Жажда - страница 17
Когда Эмилия окончила Педагогическое училище, в доме произошел крупный скандал: девушка хотела продолжать учебу, чтобы стать преподавательницей гимназии и остаться в городе. Анна воспротивилась этому, возмущенная, что дочь осмеливается высказывать собственное мнение.
— Мало тебе, что ты станешь учительницей в Лунке? Хватит с тебя и этого!
— И не подумаю хоронить себя в этой грязи! Пойми наконец, мама, что прошло время командовать мной! Продай мою долю земли и отдай мне деньги!
— Какую долю? — всплеснула Анна руками.
— Как это какую? Да ту самую, которую ты обязана отдать мне, когда я выйду замуж!
Анна рассмеялась.
— Пока я жива, у тебя не будет никакой доли. Слышишь, никакой!
Эмилия расплакалась, и Анна попыталась ее успокоить:
— Не будь дурой, Милли. Для дочери свинопаса и этого достаточно — будешь сельской учительницей.
— Папа был управляющим, — взвизгнула выведенная из себя Эмилия. — Почему ты так любишь унижать его?
— Нет, дорогая, — спокойно покачала головой Анна, — я и твой покойный отец были только слугами. И хватит попусту болтать. Будешь учительницей здесь, на селе, и позаботишься о Павле.
Эмилии пришлось покориться, но она никогда не могла простить этого матери, даже после того как вышла замуж и дела ее пошли хорошо. Позже, когда Анна видела дочь счастливой, она время от времени спрашивала ее с робкой старческой улыбкой:
— Ну, скажи, неужто тебе лучше было бы в городе? Посмотри, всего у тебя вдоволь!

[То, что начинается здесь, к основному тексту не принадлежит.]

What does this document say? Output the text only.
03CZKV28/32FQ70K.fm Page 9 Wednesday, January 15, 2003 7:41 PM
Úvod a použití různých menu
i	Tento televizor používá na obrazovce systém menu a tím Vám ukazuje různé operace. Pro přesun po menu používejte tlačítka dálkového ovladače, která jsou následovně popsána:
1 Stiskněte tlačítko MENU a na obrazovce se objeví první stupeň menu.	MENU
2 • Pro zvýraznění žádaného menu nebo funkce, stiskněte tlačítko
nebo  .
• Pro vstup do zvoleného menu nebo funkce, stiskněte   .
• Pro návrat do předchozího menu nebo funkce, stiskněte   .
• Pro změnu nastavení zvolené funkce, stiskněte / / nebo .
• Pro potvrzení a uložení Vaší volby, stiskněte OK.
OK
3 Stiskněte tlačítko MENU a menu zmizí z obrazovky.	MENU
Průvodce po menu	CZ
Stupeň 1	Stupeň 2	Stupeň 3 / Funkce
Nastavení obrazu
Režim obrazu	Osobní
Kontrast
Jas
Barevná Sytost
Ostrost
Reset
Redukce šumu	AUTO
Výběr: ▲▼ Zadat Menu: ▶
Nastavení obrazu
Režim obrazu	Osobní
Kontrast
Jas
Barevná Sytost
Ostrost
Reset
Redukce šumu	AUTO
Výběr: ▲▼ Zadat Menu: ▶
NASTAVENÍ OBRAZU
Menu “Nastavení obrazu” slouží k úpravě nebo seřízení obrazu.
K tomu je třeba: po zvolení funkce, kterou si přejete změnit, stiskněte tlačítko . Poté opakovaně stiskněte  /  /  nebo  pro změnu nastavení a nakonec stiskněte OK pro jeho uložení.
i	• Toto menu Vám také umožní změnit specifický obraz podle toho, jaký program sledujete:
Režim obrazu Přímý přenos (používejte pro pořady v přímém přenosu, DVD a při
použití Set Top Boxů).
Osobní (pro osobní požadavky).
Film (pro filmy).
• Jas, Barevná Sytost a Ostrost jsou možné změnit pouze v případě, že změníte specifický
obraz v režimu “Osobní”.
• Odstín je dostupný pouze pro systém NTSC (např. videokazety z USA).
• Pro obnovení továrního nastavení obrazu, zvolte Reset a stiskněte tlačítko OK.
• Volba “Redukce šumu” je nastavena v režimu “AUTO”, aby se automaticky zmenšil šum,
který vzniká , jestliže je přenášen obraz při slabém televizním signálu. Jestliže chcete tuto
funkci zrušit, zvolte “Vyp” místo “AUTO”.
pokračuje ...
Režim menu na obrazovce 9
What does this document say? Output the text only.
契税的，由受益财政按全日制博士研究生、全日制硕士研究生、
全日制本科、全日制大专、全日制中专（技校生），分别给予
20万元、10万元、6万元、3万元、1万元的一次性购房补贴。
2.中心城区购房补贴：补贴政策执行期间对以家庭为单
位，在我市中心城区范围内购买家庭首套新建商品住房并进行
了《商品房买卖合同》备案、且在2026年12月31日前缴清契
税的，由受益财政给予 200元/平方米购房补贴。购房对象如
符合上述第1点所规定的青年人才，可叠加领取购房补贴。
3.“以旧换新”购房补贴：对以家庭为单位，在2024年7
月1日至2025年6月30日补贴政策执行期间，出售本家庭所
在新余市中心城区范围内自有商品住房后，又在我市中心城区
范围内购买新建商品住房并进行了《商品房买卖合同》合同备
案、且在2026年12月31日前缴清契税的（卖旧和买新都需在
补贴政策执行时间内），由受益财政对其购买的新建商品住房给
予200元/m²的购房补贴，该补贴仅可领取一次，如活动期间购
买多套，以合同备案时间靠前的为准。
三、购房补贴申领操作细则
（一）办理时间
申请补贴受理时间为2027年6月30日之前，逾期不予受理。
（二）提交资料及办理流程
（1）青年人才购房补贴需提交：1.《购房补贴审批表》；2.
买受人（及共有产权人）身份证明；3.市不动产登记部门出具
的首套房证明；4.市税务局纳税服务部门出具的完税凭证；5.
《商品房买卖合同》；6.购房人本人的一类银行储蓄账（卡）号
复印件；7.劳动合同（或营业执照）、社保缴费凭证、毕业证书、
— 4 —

— Ты уж помолчи, мама! — резко обрывала ее Эмилия и сразу мрачнела, вспоминая о всех радостях, которые сулил ей город, хотя и сама не представляла, что это за радости.
Старшая дочь Аннуца вышла замуж за служащего железной дороги. Она обвенчалась не по своей воле, а, скорее, по настоянию матери, имевшей на этот счет свои соображения.
— Послушай, доченька, — сказала она ей после свадьбы. — Вам, горожанам, земля ни к чему. Земля требует ухода, а иначе от нее один убыток. Твою часть я продам и пришлю тебе за нее деньги, сделать это я сумею получше, чем ты.
Анна продала два с половиной югэра, и, хотя выручила довольно большие деньги, ей все же казалось, будто она отрезала себе руку. Старшей дочери она послала лишь три четверти денег, а остальные отдала Эмилии, чтобы смягчить ее, — очень уж та была злопамятной и упрямой.
— Горожане сорят деньгами… А мы должны купить еще земли, чтобы вернуть то, что потеряли из-за Аннуцы.
Из заработной платы начинающей учительницы Эмилия каждый месяц покупала себе платья и туфли, и Анна радовалась, любуясь красивой дочерью.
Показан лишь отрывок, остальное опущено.